The next item to analyze is the NMME model suite. The NMME is a compilation of various global model guidance systems, all of which project the ENSO phenomenon using an ensemble set out to 8 months. In this graphic, we see the projected ENSO values by operational and ensemble members from the CFS model (red), two separate versions of the CMC model (CMC1 in green and CMC2 in navy blue), the GFDL model (light blue), NASA's model (pink), NCAR's model (yellow), and the NMME suite mean (black dashed line). The NMME suite is in decent agreement on a steady rise to El Nino conditions by the end of summer, something I do believe is likely. The NMME mean has the El Nino in weak to moderate condition by August, something I think is more probable than possible, especially considering history would suggest an El Nino is long overdue this next winter. In summary, I agree with the NMME projection.

The next suite of models to observe comes from the International Research Institute for Climate and Society. These models project the ENSO phenomenon out to the August-September-October period, meaning the forecast timeframe is around 10 months. This graphic gives us a look at a variety of model guidance systems from around the world. Each different model is displayed in a different color, with the average ENSO prediction shown in the solid yellow line. We see that the ensemble prints out a borderline-El Nino by the fall months. Considering we are almost certainly heading towards an El Nino next winter, this forecast is a good median in the envelope of forecast models.
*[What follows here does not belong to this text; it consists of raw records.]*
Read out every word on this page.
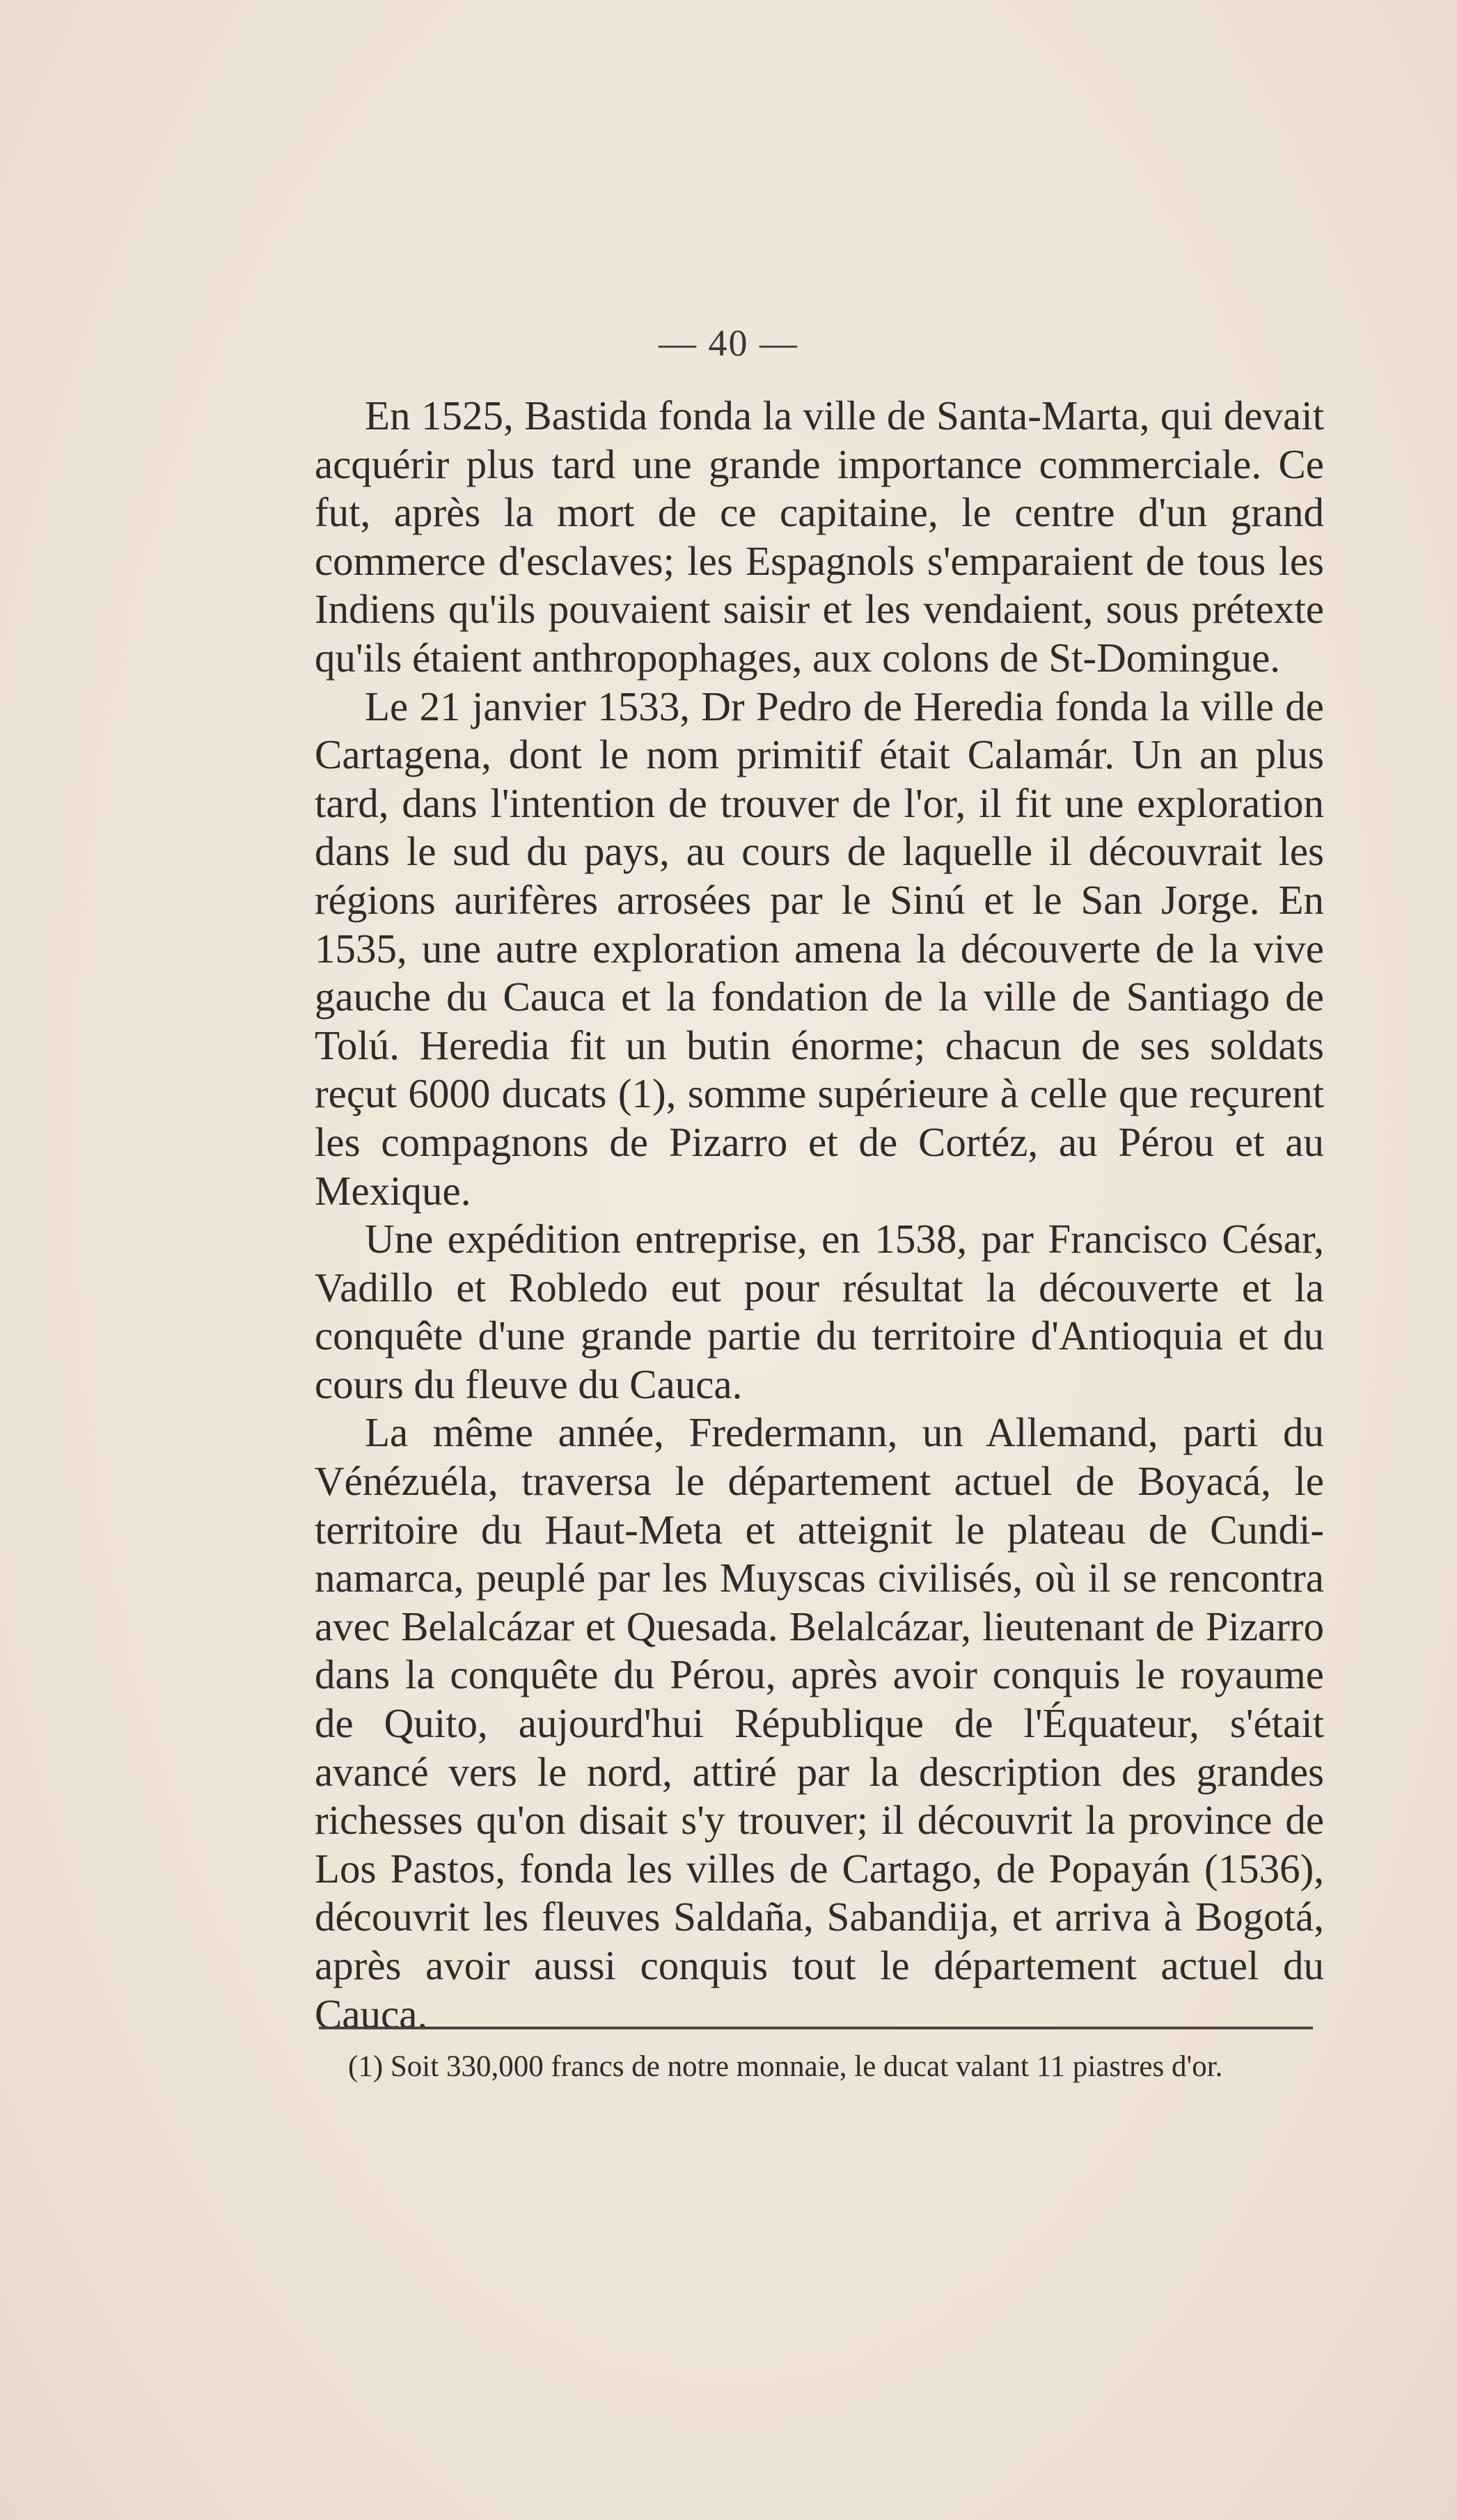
— 40 —

En 1525, Bastida fonda la ville de Santa-Marta, qui devait acquérir plus tard une grande importance commerciale. Ce fut, après la mort de ce capitaine, le centre d'un grand commerce d'esclaves; les Espagnols s'emparaient de tous les Indiens qu'ils pouvaient saisir et les vendaient, sous prétexte qu'ils étaient anthropophages, aux colons de St-Domingue.

Le 21 janvier 1533, Dr Pedro de Heredia fonda la ville de Cartagena, dont le nom primitif était Calamár. Un an plus tard, dans l'intention de trouver de l'or, il fit une exploration dans le sud du pays, au cours de laquelle il découvrait les régions aurifères arrosées par le Sinú et le San Jorge. En 1535, une autre exploration amena la découverte de la vive gauche du Cauca et la fondation de la ville de Santiago de Tolú. Heredia fit un butin énorme; chacun de ses soldats reçut 6000 ducats (1), somme supérieure à celle que reçurent les compagnons de Pizarro et de Cortéz, au Pérou et au Mexique.

Une expédition entreprise, en 1538, par Francisco César, Vadillo et Robledo eut pour résultat la découverte et la conquête d'une grande partie du territoire d'Antioquia et du cours du fleuve du Cauca.

La même année, Fredermann, un Allemand, parti du Vénézuéla, traversa le département actuel de Boyacá, le territoire du Haut-Meta et atteignit le plateau de Cundinamarca, peuplé par les Muyscas civilisés, où il se rencontra avec Belalcázar et Quesada. Belalcázar, lieutenant de Pizarro dans la conquête du Pérou, après avoir conquis le royaume de Quito, aujourd'hui République de l'Équateur, s'était avancé vers le nord, attiré par la description des grandes richesses qu'on disait s'y trouver; il découvrit la province de Los Pastos, fonda les villes de Cartago, de Popayán (1536), découvrit les fleuves Saldaña, Sabandija, et arriva à Bogotá, après avoir aussi conquis tout le département actuel du Cauca.

(1) Soit 330,000 francs de notre monnaie, le ducat valant 11 piastres d'or.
This final model shows the SST anomaly forecast for the December-January-February 2014-2015 period from the SCRIPPS institute. The SCRIPPS institute model projects the ENSO Phenomenon out to this DJF period. We can see that the model shows a strong El Nino by late winter. As I've gone through all of these models, some of which have been showing a strong El Nino, I still hold my belief that these models are likely too strong, and a weak to moderate El Nino is more likely. These details will be cleared up in the months ahead, of course.